I recently whipped up this delicious paleo potato salad for a small bbq and WOW, it was amazing! I love a potato salad that is very light on the mayo and has the perfect balance of acid and herbs! I luckily wrote the ingredients down as I was making it. Trust me, even if you don’t like potato salad, you will like this much lighter and healthier version!
Ingredients:
Portions: 6 people
- 3 lb fingerling, or small colored potatoes
- 6 eggs
- 2 tbsp mustard seeds
- 1/3 cup + 2 tbsps apple cider vinegar
- 1/2 cup pickles chopped (I used dill pickles and bread & butter pickles)
- 1/2 cup dill, minced
- 1/2 cup chives, minced
- 1 tbsp dijon mustard
- 1/4 cup mayo (I use primal kitchen mayo for their healthier ingredients)
Instructions:
- In a large pot, boil water and add a liberal amount of salt. Taste the water and make sure it is very salty. Add your potatoes and simmer 10 minutes. Check the potatoes with a fork, and simmer until you can easily slide a fork in / when they are fork tender. This should take 10-20 minutes depending on the size of your potatoes. Once cooked, drain and set aside. Once cooled, slice the potatoes in half and add to a bowl to mix with other ingredients.

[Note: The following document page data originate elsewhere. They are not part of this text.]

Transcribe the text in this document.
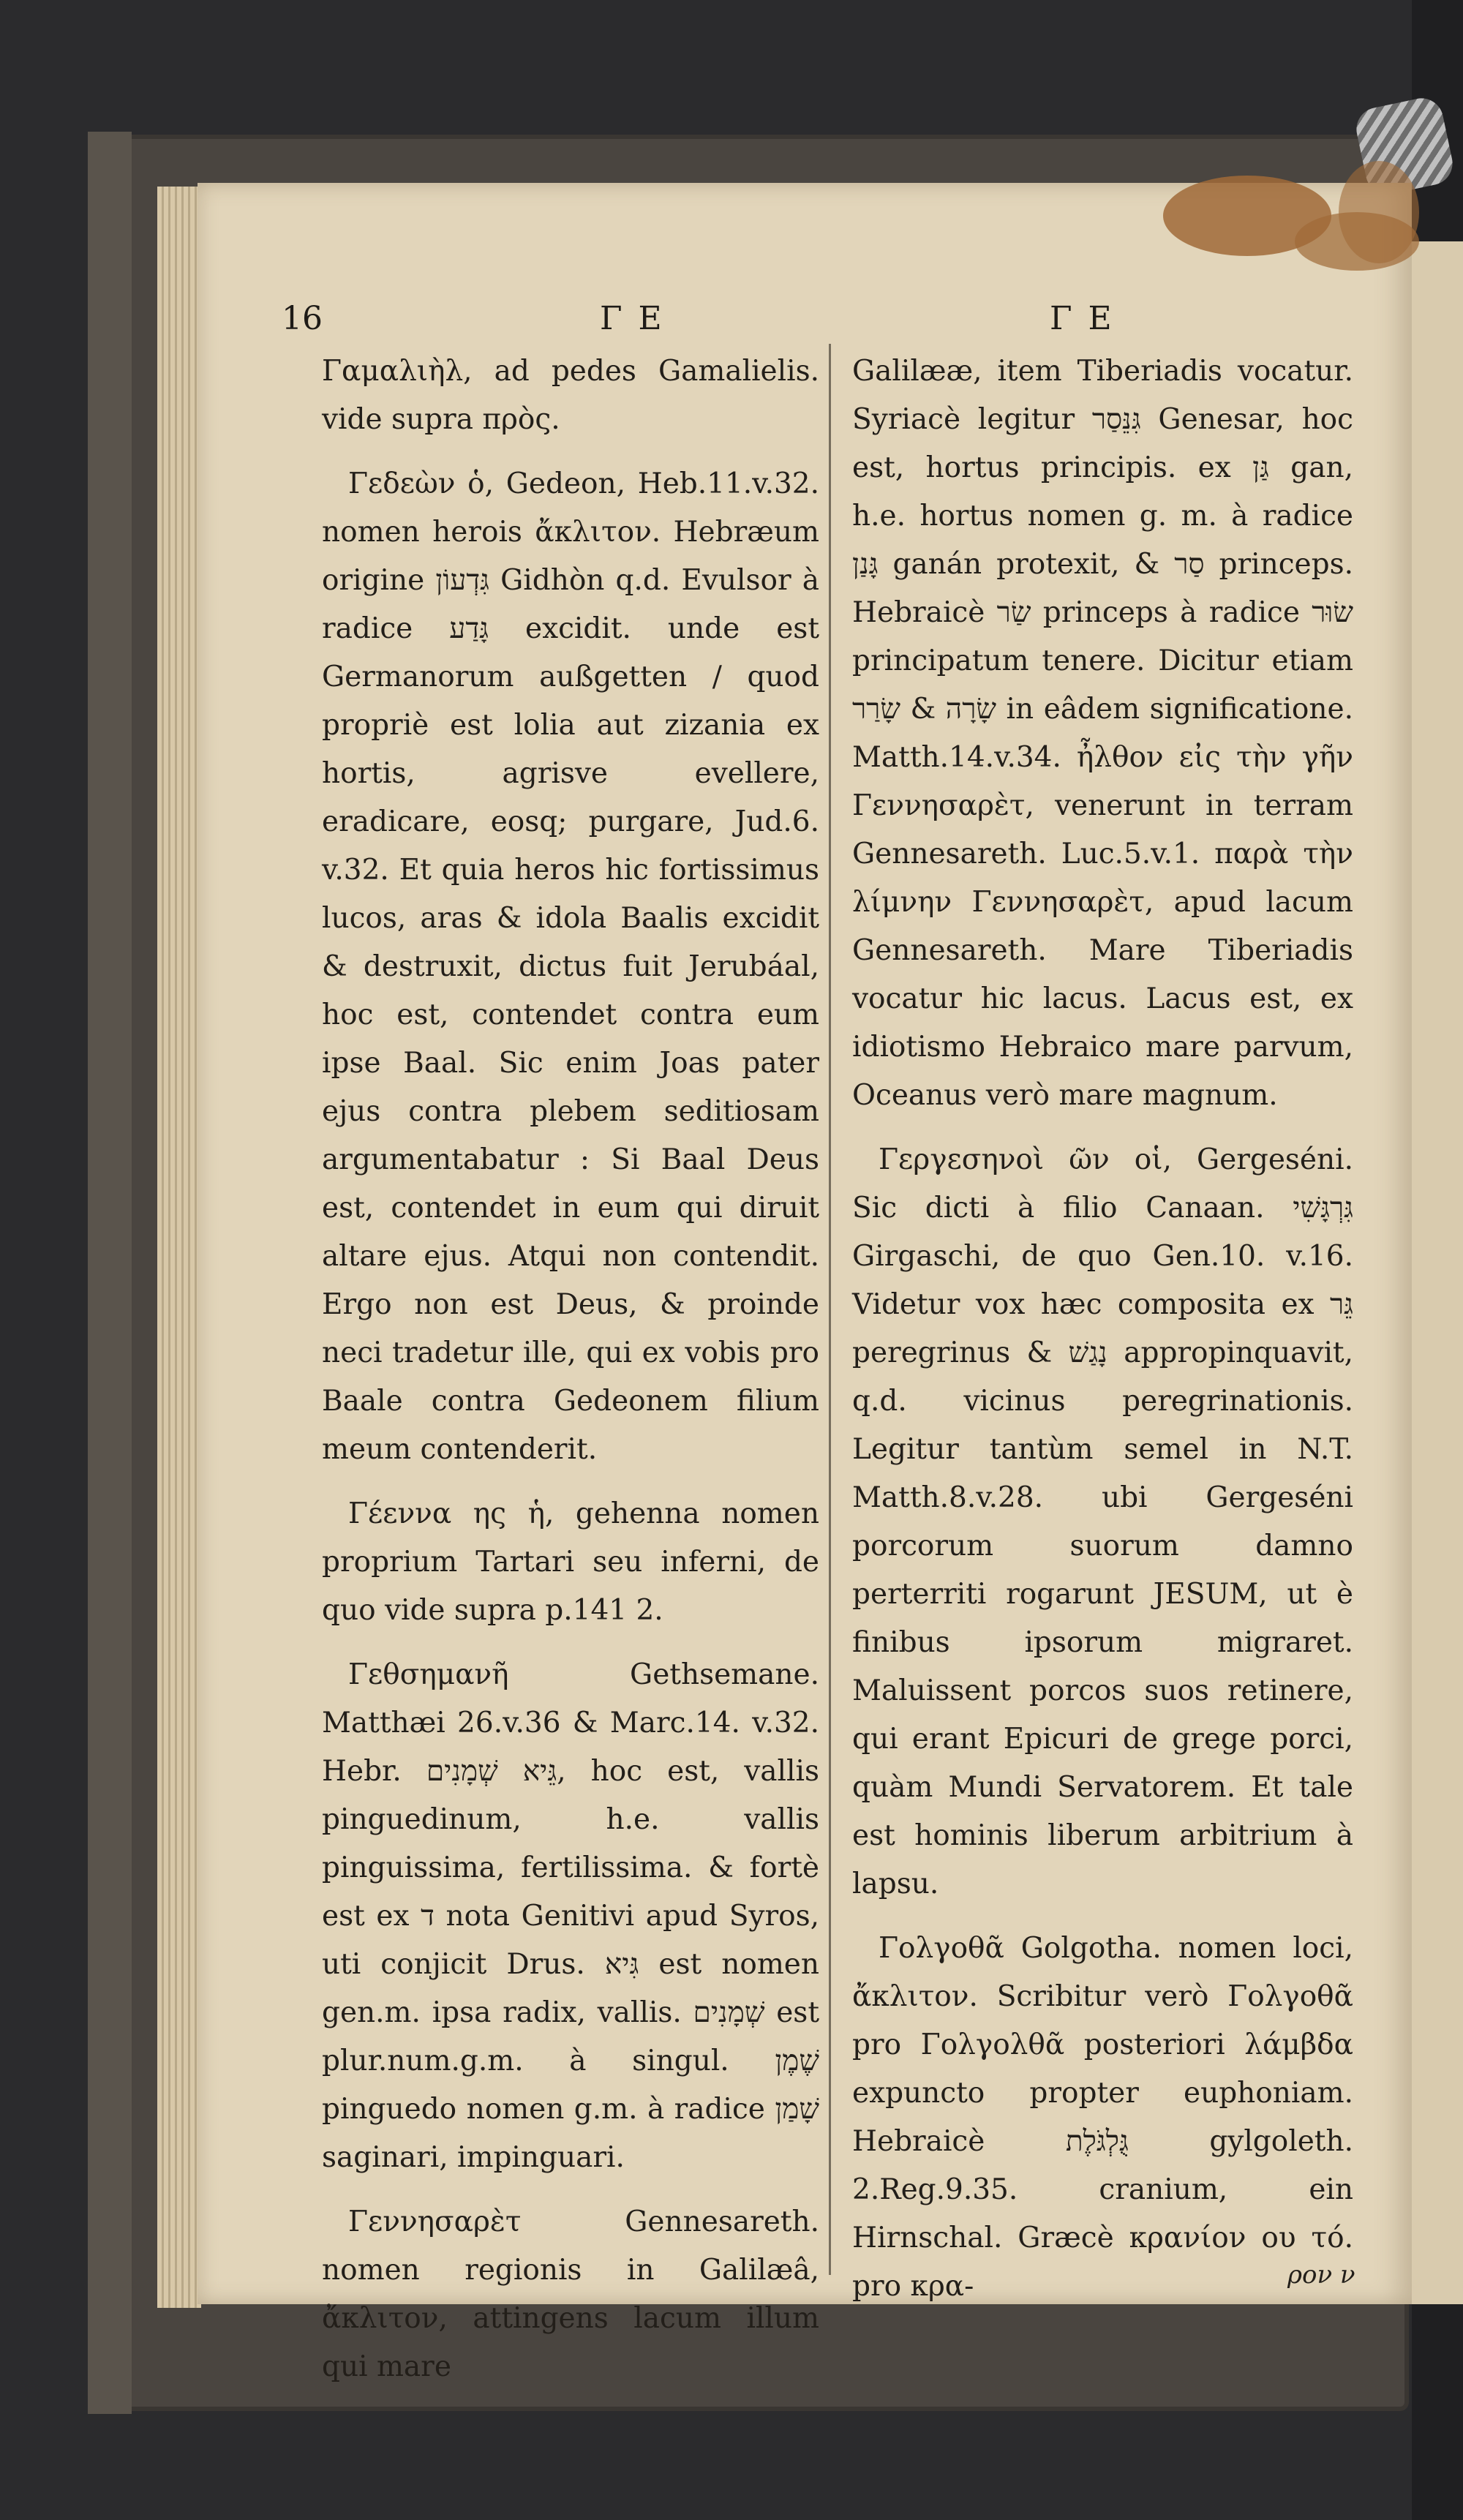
16	Γ Ε	Γ Ε

Γαμαλιὴλ, ad pedes Gamalielis. vide supra πρὸς.

Γεδεὼν ὁ, Gedeon, Heb.11.v.32. nomen herois ἄκλιτον. Hebræum origine גִּדְעוֹן Gidhòn q.d. Evulsor à radice גָּדַע excidit. unde est Germanorum außgetten / quod propriè est lolia aut zizania ex hortis, agrisve evellere, eradicare, eosq; purgare, Jud.6. v.32. Et quia heros hic fortissimus lucos, aras & idola Baalis excidit & destruxit, dictus fuit Jerubáal, hoc est, contendet contra eum ipse Baal. Sic enim Joas pater ejus contra plebem seditiosam argumentabatur : Si Baal Deus est, contendet in eum qui diruit altare ejus. Atqui non contendit. Ergo non est Deus, & proinde neci tradetur ille, qui ex vobis pro Baale contra Gedeonem filium meum contenderit.

Γέεννα ης ἡ, gehenna nomen proprium Tartari seu inferni, de quo vide supra p.141 2.

Γεθσημανῆ Gethsemane. Matthæi 26.v.36 & Marc.14. v.32. Hebr. גֵּיא שְׁמָנִים, hoc est, vallis pinguedinum, h.e. vallis pinguissima, fertilissima. & fortè est ex ד nota Genitivi apud Syros, uti conjicit Drus. גִּיא est nomen gen.m. ipsa radix, vallis. שְׁמָנִים est plur.num.g.m. à singul. שֶׁמֶן pinguedo nomen g.m. à radice שָׁמַן saginari, impinguari.

Γεννησαρὲτ Gennesareth. nomen regionis in Galilæâ, ἄκλιτον, attingens lacum illum qui mare

Galilææ, item Tiberiadis vocatur. Syriacè legitur גִּנֵּסַר Genesar, hoc est, hortus principis. ex גַּן gan, h.e. hortus nomen g. m. à radice גָּנַן ganán protexit, & סַר princeps. Hebraicè שַׂר princeps à radice שׂוּר principatum tenere. Dicitur etiam שָׂרָה & שָׂרַר in eâdem significatione. Matth.14.v.34. ἦλθον εἰς τὴν γῆν Γεννησαρὲτ, venerunt in terram Gennesareth. Luc.5.v.1. παρὰ τὴν λίμνην Γεννησαρὲτ, apud lacum Gennesareth. Mare Tiberiadis vocatur hic lacus. Lacus est, ex idiotismo Hebraico mare parvum, Oceanus verò mare magnum.

Γεργεσηνοὶ ῶν οἱ, Gergeséni. Sic dicti à filio Canaan. גִּרְגָּשִׁי Girgaschi, de quo Gen.10. v.16. Videtur vox hæc composita ex גֵּר peregrinus & נָגַשׁ appropinquavit, q.d. vicinus peregrinationis. Legitur tantùm semel in N.T. Matth.8.v.28. ubi Gergeséni porcorum suorum damno perterriti rogarunt JESUM, ut è finibus ipsorum migraret. Maluissent porcos suos retinere, qui erant Epicuri de grege porci, quàm Mundi Servatorem. Et tale est hominis liberum arbitrium à lapsu.

Γολγοθᾶ Golgotha. nomen loci, ἄκλιτον. Scribitur verò Γολγοθᾶ pro Γολγολθᾶ posteriori λάμβδα expuncto propter euphoniam. Hebraicè גֻּלְגֹּלֶת gylgoleth. 2.Reg.9.35. cranium, ein Hirnschal. Græcè κρανίον ου τό. pro κρα-	ρον ν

- In a small pot of water, boil your eggs for 9 minutes. Remove and transfer to ice water to cool. Once cooled, peel and slice in half, set aside.
- In a small pan over medium heat, add the mustard seeds and 1/4 cup of apple cider vinegar. Boil until all of the liquid is taken by the mustard seeds. Turn off the heat and add to the potato bowl.
- In the bowl, add your herbs, pickles, remaining apple cider vinegar, mayo, and mustard. Mix with a spatula and taste. Salt to taste.
- Transfer to serving bowl and top with eggs. Serve at room temperature or chilled!